The other day, while searching for something completely different in the darker recesses of our house I came across this piece of old tech, and got totally side tracked. For those with GPS watches and mapping apps to help guide your way up a mountain, across the Clyde or even to the local chippy, this trip down memory lane will hopefully be of interest.
Known affectionately as “the brick” for obvious reasons, this for the uninitiated was one of the first mass produced hand held GPS receivers which, as we all know, revolutionised how we navigate, search and locate offshore wrecks. Before GPS and high definition echo sounding equipment, finding and locating wrecks any further offshore than 1-2 miles in a small boat was a bit pot luck. We had to rely on transits or bearings lifted from hydrographic charts, and then trawl about with a grapnel on the end of a rope in a bid to hook some metal. If you could afford it, a paper trace echo sounder was most useful as the revolving red diode sounders were not worth the bother.
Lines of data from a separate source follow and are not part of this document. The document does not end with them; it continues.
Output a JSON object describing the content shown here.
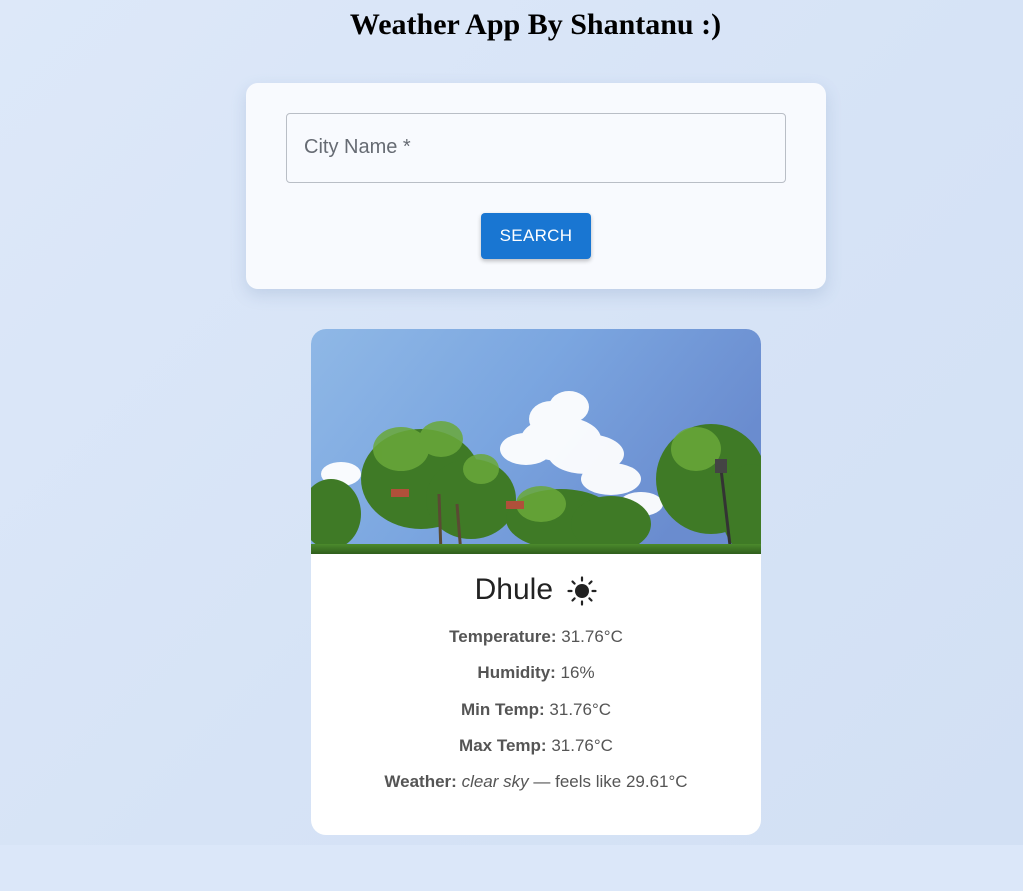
{
  "header": {
    "title": "Weather App By Shantanu :)"
  },
  "search": {
    "placeholder": "City Name *",
    "button_label": "SEARCH"
  },
  "weather": {
    "city": "Dhule",
    "icon": "sun-icon",
    "temperature_label": "Temperature:",
    "temperature_value": "31.76°C",
    "humidity_label": "Humidity:",
    "humidity_value": "16%",
    "min_temp_label": "Min Temp:",
    "min_temp_value": "31.76°C",
    "max_temp_label": "Max Temp:",
    "max_temp_value": "31.76°C",
    "weather_label": "Weather:",
    "description": "clear sky",
    "feels_like_text": "— feels like 29.61°C"
  },
  "colors": {
    "page_background": "#dbe7f9",
    "primary_button": "#1976d2",
    "card_background": "#ffffff"
  }
}
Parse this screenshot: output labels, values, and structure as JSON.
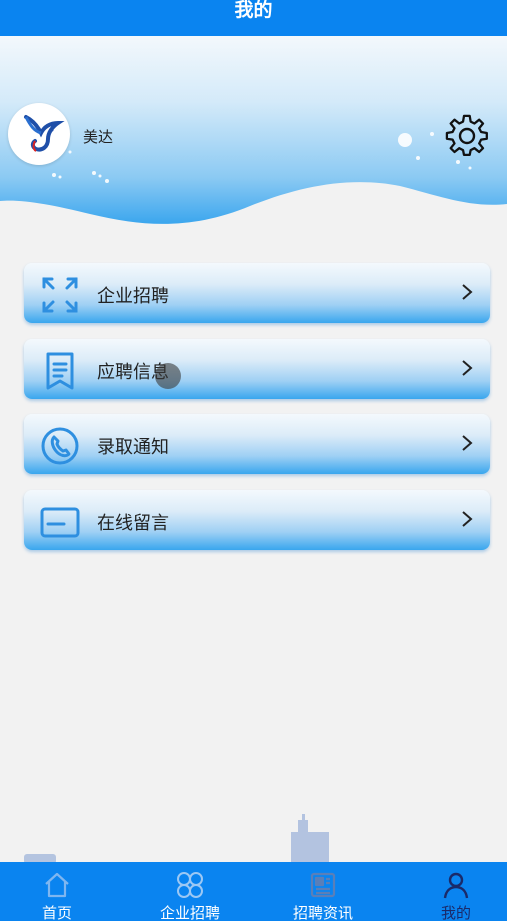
{
  "header": {
    "title": "我的"
  },
  "profile": {
    "username": "美达"
  },
  "icons": {
    "settings": "gear-icon",
    "avatar": "bird-logo"
  },
  "menu": [
    {
      "label": "企业招聘",
      "icon": "expand-icon"
    },
    {
      "label": "应聘信息",
      "icon": "document-icon"
    },
    {
      "label": "录取通知",
      "icon": "phone-icon"
    },
    {
      "label": "在线留言",
      "icon": "card-icon"
    }
  ],
  "tabbar": {
    "items": [
      {
        "label": "首页",
        "icon": "home-icon",
        "active": false
      },
      {
        "label": "企业招聘",
        "icon": "grid-icon",
        "active": false
      },
      {
        "label": "招聘资讯",
        "icon": "news-icon",
        "active": false
      },
      {
        "label": "我的",
        "icon": "user-icon",
        "active": true
      }
    ]
  },
  "colors": {
    "primary": "#0a84f0",
    "background": "#f2f2f2",
    "menu_gradient_bottom": "#39a6ee",
    "active_tab": "#1a2a6a"
  }
}
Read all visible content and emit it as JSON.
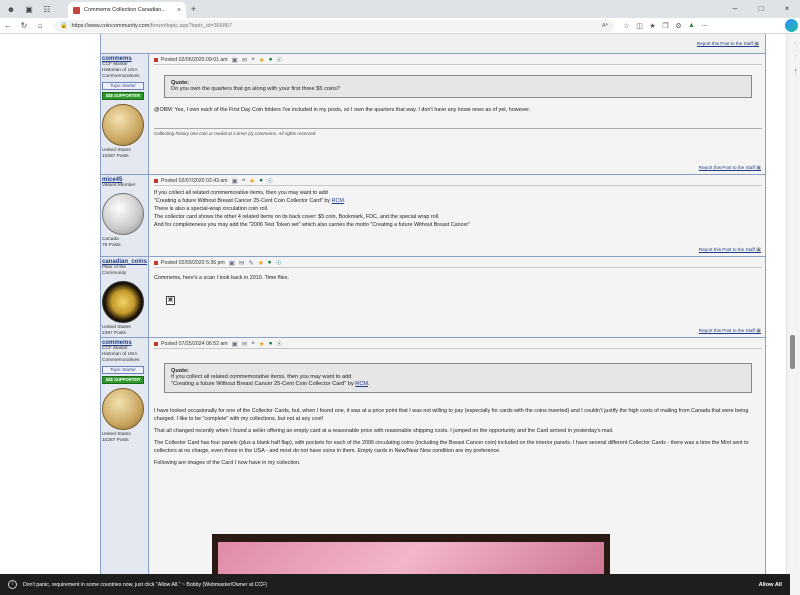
{
  "browser": {
    "tab_title": "Commems Collection Canadian...",
    "url_host": "https://www.coincommunity.com",
    "url_path": "/forum/topic.asp?topic_id=366867",
    "read_aloud": "Aᴬ"
  },
  "report_link": "Report this Post to the Staff",
  "posts": [
    {
      "user": "commems",
      "title": "CCF Master Historian of USA Commemoratives",
      "badge": "Topic Starter",
      "badge2": "$$$ SUPPORTER",
      "location": "United States",
      "posts": "10287 Posts",
      "date": "Posted 02/06/2020  09:01 am",
      "quote_label": "Quote:",
      "quote": "Do you own the quarters that go along with your first three $5 coins?",
      "body": "@OBM: Yes, I own each of the First Day Coin folders I've included in my posts, so I own the quarters that way. I don't have any loose ones as of yet, however.",
      "signature": "Collecting history one coin or medal at a time! (c) commems. All rights reserved."
    },
    {
      "user": "mice45",
      "title": "Valued Member",
      "location": "Canada",
      "posts": "78 Posts",
      "date": "Posted 02/07/2020  02:43 am",
      "lines": [
        "If you collect all related commemorative items, then you may want to add",
        "\"Creating a future Without Breast Cancer 25-Cent Coin Collector Card\" by ",
        "There is also a special-wrap circulation coin roll.",
        "The collector card shows the other 4 related items on its back cover: $5 coin, Bookmark, FDC, and the special wrap roll.",
        "And for completeness you may add the \"2006 Test Token set\" which also carries the motto \"Creating a future Without Breast Cancer\""
      ],
      "link": "RCM",
      "link_tail": "."
    },
    {
      "user": "canadian_coins",
      "title": "Pillar of the Community",
      "location": "United States",
      "posts": "2397 Posts",
      "date": "Posted 02/09/2020  5:36 pm",
      "body": "Commems, here's a scan I took back in 2010. Time flies."
    },
    {
      "user": "commems",
      "title": "CCF Master Historian of USA Commemoratives",
      "badge": "Topic Starter",
      "badge2": "$$$ SUPPORTER",
      "location": "United States",
      "posts": "10287 Posts",
      "date": "Posted 07/25/2024  06:52 am",
      "quote_label": "Quote:",
      "quote_line1": "If you collect all related commemorative items, then you may want to add",
      "quote_line2": "\"Creating a future Without Breast Cancer 25-Cent Coin Collector Card\" by ",
      "quote_link": "RCM",
      "quote_tail": ".",
      "paragraphs": [
        "I have looked occasionally for one of the Collector Cards, but, when I found one, it was at a price point that I was not willing to pay (especially for cards with the coins inserted) and I couldn't justify the high costs of mailing from Canada that were being charged. I like to be \"complete\" with my collections, but not at any cost!",
        "That all changed recently when I found a seller offering an empty card at a reasonable price with reasonable shipping costs. I jumped on the opportunity and the Card arrived in yesterday's mail.",
        "The Collector Card has four panels (plus a blank half flap), with pockets for each of the 2006 circulating coins (including the Breast Cancer coin) included on the interior panels. I have several different Collector Cards - there was a time the Mint sent to collectors at no charge, even those in the USA - and most do not have coins in them. Empty cards in New/Near New condition are my preference.",
        "Following are images of the Card I now have in my collection."
      ]
    }
  ],
  "cookie": {
    "message": "Don't panic, requirement in some countries now, just click \"Allow All.\" ~ Bobby (Webmaster/Owner at CCF)",
    "button": "Allow All"
  }
}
Ian Crawford and I purchased the GPS unit in 1990. At the time it was a pound short of a grand, a lot of money back then but the salesman at Boat Electronics in Troon seemed happy enough. We soon got our head round the inch thick instruction manual and started searching for new and perhaps un-dived wrecks in the Clyde and off the West Coast.
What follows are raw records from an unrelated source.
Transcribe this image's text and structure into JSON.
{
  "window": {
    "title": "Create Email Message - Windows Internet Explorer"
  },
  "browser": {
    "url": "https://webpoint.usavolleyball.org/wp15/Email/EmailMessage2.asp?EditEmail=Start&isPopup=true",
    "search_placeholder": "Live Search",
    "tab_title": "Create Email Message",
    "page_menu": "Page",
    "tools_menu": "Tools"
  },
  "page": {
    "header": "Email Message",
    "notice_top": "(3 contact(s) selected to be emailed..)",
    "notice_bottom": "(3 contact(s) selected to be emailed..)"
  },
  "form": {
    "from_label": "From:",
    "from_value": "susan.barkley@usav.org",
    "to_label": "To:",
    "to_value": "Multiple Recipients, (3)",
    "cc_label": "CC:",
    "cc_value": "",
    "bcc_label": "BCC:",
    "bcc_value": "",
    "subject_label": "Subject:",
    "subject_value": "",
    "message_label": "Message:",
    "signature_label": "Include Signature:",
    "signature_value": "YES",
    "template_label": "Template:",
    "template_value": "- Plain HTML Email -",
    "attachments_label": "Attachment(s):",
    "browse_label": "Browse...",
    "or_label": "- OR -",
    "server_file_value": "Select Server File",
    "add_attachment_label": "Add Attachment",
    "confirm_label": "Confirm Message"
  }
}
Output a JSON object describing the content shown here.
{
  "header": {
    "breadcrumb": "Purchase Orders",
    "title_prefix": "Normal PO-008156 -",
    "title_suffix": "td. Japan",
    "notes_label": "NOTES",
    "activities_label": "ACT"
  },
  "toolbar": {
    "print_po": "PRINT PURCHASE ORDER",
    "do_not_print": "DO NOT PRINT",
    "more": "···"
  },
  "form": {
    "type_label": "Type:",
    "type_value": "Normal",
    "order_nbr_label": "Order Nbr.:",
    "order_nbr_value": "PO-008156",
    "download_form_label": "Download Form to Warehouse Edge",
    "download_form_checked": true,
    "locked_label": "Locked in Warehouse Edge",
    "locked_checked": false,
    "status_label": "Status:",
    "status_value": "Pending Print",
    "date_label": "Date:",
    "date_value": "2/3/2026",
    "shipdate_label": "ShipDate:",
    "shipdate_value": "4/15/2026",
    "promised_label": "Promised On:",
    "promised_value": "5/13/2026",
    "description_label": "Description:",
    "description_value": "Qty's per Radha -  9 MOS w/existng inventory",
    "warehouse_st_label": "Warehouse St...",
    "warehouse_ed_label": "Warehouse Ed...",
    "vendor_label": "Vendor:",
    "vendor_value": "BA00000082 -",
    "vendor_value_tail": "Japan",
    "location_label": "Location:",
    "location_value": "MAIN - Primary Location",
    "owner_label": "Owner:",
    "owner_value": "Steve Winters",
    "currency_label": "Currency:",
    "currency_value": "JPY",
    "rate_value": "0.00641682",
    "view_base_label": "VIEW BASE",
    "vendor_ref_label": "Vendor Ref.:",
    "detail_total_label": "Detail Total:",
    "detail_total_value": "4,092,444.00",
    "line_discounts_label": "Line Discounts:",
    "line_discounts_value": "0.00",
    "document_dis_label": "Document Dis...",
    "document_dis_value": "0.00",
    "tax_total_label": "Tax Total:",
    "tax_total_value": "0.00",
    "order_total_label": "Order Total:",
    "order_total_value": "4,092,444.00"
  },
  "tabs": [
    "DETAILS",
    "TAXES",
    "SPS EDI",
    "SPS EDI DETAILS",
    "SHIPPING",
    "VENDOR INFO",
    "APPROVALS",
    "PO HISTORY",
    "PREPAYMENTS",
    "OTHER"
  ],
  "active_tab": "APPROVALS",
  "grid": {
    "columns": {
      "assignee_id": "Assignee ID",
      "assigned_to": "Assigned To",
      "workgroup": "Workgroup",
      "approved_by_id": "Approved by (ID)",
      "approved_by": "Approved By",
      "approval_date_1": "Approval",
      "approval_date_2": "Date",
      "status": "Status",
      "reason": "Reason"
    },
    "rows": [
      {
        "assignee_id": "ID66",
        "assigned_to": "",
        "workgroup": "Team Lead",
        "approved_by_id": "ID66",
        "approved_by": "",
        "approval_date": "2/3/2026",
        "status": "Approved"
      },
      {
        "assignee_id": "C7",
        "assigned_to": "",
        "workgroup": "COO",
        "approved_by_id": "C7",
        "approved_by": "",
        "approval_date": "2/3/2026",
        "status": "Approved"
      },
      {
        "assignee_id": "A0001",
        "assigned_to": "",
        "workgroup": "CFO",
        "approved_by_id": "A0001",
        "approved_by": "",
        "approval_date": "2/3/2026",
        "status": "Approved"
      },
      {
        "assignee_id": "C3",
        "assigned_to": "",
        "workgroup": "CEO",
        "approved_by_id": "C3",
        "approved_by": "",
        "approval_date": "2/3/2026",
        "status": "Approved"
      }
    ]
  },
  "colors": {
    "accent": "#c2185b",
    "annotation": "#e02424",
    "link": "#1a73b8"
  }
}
Without doubt it opened up many new sites and wrecks to us, which we were able to dive and write about in our books. The ability to provide GPS positions certainly gave us the edge and was most useful for our readers, as long as you had your own GPS! One downside to the unit was its ability to chew through 6 AA batteries in under an hour, and this was resolved by another visit to Boat Electronics and the purchase of a 12v adapter.
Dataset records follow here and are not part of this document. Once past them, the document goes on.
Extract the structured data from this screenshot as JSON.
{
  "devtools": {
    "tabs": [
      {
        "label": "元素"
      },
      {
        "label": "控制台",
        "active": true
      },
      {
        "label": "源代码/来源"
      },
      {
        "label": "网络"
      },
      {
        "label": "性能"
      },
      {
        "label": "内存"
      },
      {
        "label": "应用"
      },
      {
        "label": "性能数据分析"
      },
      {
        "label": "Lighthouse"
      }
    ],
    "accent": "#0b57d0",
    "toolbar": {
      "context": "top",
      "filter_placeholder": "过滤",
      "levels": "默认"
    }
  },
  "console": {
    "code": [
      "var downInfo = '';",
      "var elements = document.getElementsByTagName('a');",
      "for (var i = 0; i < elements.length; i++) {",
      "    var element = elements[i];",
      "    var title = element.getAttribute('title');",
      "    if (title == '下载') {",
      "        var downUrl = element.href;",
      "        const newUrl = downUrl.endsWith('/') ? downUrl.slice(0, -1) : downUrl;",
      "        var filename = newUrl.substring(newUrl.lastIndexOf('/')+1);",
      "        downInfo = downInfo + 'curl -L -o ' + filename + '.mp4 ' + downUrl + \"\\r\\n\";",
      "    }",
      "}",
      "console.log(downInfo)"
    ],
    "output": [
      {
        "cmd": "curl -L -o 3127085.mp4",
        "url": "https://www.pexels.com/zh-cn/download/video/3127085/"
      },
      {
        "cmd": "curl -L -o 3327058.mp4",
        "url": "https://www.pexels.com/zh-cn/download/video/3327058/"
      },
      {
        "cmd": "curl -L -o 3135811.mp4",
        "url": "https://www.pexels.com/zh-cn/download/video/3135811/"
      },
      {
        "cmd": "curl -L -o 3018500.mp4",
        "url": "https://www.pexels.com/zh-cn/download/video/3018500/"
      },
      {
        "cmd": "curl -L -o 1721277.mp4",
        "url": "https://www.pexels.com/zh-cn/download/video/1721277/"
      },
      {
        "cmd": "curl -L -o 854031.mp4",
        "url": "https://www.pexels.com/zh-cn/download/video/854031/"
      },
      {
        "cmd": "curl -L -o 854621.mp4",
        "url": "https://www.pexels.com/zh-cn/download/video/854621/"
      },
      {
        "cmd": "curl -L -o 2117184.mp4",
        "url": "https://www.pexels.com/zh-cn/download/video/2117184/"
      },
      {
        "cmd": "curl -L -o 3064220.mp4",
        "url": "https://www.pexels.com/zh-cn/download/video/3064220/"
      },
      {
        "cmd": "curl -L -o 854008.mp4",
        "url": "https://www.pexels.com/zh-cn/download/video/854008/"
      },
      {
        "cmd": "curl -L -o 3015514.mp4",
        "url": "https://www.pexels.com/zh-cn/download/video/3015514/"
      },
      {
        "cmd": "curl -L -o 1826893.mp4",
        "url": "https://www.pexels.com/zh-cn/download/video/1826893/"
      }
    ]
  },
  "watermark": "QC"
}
Today we use a MFD unit or multi function touch screen device that is packed full with software and gizmo’s for position fixing, CHIRP sonar, side and downscan sonar, radar, controlling aerial drones, monitoring your engines and fuel consumption, music etc etc. Below is a typical example of what information a unit in the price range £1-1.5k can provide you with on one screen, which are now user defined into 2, 3 or 4 windows per screen. I would caution you to do your research before buying, some are better than others and the sales literature always looks better than practice, definition is always reduced as you go deeper and most of these cheaper units are pretty poor below 55-60m.